During a lull between tall ships, a U.S. Navy nuclear submarine, bucking the parade, emerged unannounced and headed to sea. An armed small boat labeled Escort 2 — blue light flashing and siren howling — chased a hapless outboard out of the way. Other spectator boaters got the concept and moved aside. On the submarine’s small, dark deck, four officers, immaculate brown uniforms snapping in the breeze, looked ahead resolutely. We were saddened to see that the enormous, sinister-looking boat needed paint.

Cisne Branco, Brazil’s full-rigged steel ship, 249 feet long, paraded past, an orchestra on deck playing exuberant Brazilian music, the afterstay billowing an enormous national flag.
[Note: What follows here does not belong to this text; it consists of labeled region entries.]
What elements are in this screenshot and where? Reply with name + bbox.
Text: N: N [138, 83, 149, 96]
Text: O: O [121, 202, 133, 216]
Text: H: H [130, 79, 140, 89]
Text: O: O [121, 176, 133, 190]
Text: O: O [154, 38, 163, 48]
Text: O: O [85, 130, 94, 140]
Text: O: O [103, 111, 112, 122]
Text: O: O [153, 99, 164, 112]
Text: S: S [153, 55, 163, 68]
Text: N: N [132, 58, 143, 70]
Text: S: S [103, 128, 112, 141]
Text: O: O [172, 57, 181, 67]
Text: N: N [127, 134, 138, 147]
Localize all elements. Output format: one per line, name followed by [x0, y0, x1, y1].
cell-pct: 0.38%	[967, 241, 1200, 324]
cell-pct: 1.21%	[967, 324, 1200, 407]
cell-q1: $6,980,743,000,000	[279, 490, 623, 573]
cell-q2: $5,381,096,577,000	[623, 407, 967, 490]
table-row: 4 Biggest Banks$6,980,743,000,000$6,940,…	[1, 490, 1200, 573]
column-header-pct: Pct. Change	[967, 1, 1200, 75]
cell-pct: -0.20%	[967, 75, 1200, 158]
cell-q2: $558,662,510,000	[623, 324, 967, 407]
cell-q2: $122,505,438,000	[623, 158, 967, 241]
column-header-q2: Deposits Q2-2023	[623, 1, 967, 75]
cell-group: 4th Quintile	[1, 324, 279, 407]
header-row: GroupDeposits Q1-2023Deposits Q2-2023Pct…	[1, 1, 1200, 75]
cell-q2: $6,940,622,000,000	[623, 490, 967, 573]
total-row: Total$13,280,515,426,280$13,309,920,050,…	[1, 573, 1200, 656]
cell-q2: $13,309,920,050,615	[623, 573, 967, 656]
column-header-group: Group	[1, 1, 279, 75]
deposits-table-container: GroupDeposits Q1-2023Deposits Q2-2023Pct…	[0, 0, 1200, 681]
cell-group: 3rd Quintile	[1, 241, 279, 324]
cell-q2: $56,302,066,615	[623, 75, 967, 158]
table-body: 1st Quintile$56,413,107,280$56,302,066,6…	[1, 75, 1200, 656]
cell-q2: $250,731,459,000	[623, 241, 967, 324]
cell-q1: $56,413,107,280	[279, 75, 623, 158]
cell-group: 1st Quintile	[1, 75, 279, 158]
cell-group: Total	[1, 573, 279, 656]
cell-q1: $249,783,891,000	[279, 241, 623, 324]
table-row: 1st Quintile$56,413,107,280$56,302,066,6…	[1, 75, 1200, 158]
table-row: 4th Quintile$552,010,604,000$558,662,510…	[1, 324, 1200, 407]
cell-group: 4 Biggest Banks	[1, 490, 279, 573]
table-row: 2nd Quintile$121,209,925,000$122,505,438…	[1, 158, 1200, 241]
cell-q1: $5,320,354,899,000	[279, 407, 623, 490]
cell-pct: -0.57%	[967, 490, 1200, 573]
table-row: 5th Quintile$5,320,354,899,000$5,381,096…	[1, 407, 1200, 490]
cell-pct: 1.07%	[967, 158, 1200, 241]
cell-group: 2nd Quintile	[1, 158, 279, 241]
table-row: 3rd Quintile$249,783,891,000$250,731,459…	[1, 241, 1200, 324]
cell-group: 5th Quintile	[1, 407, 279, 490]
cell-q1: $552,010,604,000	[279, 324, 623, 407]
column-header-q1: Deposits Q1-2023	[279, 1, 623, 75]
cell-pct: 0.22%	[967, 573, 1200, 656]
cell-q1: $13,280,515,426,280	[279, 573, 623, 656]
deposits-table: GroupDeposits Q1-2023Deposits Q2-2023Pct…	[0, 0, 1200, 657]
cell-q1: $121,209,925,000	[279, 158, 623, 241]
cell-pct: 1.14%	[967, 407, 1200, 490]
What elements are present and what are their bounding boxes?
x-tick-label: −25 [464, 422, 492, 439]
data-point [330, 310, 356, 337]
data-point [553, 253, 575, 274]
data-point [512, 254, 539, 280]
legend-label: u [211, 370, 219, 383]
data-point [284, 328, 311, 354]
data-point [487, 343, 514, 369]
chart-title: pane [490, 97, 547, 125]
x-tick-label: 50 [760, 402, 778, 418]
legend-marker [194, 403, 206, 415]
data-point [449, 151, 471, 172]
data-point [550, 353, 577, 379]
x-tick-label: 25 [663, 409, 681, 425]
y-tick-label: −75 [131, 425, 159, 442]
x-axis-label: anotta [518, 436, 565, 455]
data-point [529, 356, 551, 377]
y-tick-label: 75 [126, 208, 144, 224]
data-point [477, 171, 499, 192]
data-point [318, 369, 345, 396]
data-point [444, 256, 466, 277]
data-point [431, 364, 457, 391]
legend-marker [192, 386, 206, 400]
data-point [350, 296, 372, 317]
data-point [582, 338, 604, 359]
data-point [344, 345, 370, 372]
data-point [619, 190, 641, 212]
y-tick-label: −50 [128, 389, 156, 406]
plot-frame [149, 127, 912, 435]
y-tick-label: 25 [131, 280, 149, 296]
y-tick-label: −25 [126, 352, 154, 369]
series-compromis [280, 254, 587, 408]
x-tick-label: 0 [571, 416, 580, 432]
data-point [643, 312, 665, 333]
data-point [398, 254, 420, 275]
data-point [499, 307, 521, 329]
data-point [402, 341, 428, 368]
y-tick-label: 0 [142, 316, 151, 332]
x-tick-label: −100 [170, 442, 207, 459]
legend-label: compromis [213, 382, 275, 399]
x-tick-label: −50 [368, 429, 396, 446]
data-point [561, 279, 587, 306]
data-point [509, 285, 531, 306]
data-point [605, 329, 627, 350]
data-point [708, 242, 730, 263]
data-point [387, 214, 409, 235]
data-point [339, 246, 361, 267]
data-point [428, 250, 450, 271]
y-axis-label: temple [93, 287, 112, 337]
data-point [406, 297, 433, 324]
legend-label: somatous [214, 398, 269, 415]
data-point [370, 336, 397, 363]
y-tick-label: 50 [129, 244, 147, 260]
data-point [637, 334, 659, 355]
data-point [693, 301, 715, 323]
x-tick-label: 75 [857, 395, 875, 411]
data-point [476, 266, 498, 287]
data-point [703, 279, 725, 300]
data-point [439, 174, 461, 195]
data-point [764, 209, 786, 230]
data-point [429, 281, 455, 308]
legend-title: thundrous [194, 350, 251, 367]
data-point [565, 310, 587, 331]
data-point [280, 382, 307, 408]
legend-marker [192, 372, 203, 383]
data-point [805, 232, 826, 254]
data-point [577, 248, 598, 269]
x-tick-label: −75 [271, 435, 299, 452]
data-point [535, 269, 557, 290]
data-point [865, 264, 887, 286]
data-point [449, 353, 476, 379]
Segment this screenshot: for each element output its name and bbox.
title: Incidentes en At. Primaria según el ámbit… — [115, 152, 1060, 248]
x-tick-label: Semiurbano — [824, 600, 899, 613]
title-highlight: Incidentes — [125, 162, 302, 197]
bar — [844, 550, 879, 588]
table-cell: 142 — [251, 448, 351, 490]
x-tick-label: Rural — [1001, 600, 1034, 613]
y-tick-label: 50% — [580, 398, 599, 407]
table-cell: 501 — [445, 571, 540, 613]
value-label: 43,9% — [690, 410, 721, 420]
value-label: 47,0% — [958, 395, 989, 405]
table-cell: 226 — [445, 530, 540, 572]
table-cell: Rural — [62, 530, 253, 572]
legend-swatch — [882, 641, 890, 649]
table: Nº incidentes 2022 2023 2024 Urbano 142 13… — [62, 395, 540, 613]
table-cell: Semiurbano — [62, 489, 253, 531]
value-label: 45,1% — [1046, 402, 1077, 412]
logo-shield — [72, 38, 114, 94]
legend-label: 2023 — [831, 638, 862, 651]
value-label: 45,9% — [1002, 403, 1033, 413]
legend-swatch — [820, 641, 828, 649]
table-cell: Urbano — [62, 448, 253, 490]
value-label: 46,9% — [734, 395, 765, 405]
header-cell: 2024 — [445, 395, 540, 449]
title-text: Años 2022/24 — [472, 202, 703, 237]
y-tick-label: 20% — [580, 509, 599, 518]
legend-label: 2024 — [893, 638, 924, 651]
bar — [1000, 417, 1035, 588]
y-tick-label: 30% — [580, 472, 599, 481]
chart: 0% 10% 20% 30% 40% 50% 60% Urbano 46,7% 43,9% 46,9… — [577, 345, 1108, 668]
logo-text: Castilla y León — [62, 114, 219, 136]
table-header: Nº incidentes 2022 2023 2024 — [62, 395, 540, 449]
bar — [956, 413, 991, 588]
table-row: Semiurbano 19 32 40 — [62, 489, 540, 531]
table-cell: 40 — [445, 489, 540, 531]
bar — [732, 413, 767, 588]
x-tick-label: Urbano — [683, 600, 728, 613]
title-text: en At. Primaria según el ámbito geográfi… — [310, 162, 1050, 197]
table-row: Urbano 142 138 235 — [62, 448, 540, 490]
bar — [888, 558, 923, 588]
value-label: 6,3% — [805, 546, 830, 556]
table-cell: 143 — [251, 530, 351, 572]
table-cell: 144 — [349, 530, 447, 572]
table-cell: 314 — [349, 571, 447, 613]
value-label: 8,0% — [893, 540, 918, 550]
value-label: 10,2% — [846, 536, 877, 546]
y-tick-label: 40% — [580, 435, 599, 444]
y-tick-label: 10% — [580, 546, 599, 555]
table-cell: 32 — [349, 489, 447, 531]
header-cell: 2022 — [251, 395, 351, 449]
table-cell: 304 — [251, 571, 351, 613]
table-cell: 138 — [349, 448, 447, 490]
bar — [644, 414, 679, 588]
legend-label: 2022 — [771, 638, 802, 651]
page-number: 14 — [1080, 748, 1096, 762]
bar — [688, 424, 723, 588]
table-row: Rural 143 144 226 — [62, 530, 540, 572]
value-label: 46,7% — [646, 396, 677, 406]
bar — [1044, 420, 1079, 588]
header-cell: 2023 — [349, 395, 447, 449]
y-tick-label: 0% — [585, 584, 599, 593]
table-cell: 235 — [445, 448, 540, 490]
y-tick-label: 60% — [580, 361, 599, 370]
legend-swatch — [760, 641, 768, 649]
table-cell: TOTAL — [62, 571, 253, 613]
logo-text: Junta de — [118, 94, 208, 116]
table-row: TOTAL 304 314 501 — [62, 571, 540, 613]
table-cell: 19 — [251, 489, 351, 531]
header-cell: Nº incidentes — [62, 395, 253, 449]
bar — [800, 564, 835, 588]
A retro sternwheeler, jammed with tourists, took in the show.

Sécurité, sécurité, sécurité, maintain safe distance from military vessels came over VHF channel 13 like a chorus.

Spirit of Bermuda, 114 feet, passed next, its wood transom gleaming.

Bluenose II (Canada); Tarangini (India) with scores of sailors standing high in the rigging, waving; Rara Avis (France), Alliance (Yorktown, Virginia) and Pride of Baltimore II.

An inbound freighter followed, stacked high with containers. Two angular and gray Navy destroyers, having waited patiently on the horizon, now pushed through the parade area, asserting by their mere presence vessel-free exclusion zones within the finally savvy spectator fleet.

The history and romance, even the frivolity, of the parade morphed into the multifaceted reality of the 21st century Chesapeake: commercial, pleasure, military, celebratory, international, domestic, local.

We headed back up the York River to conclude our interviews. The complexities of the Chesapeake these scientists are discovering are subtler than a parade, but the findings could approach the significance of the first arrival of tall ships four centuries ago.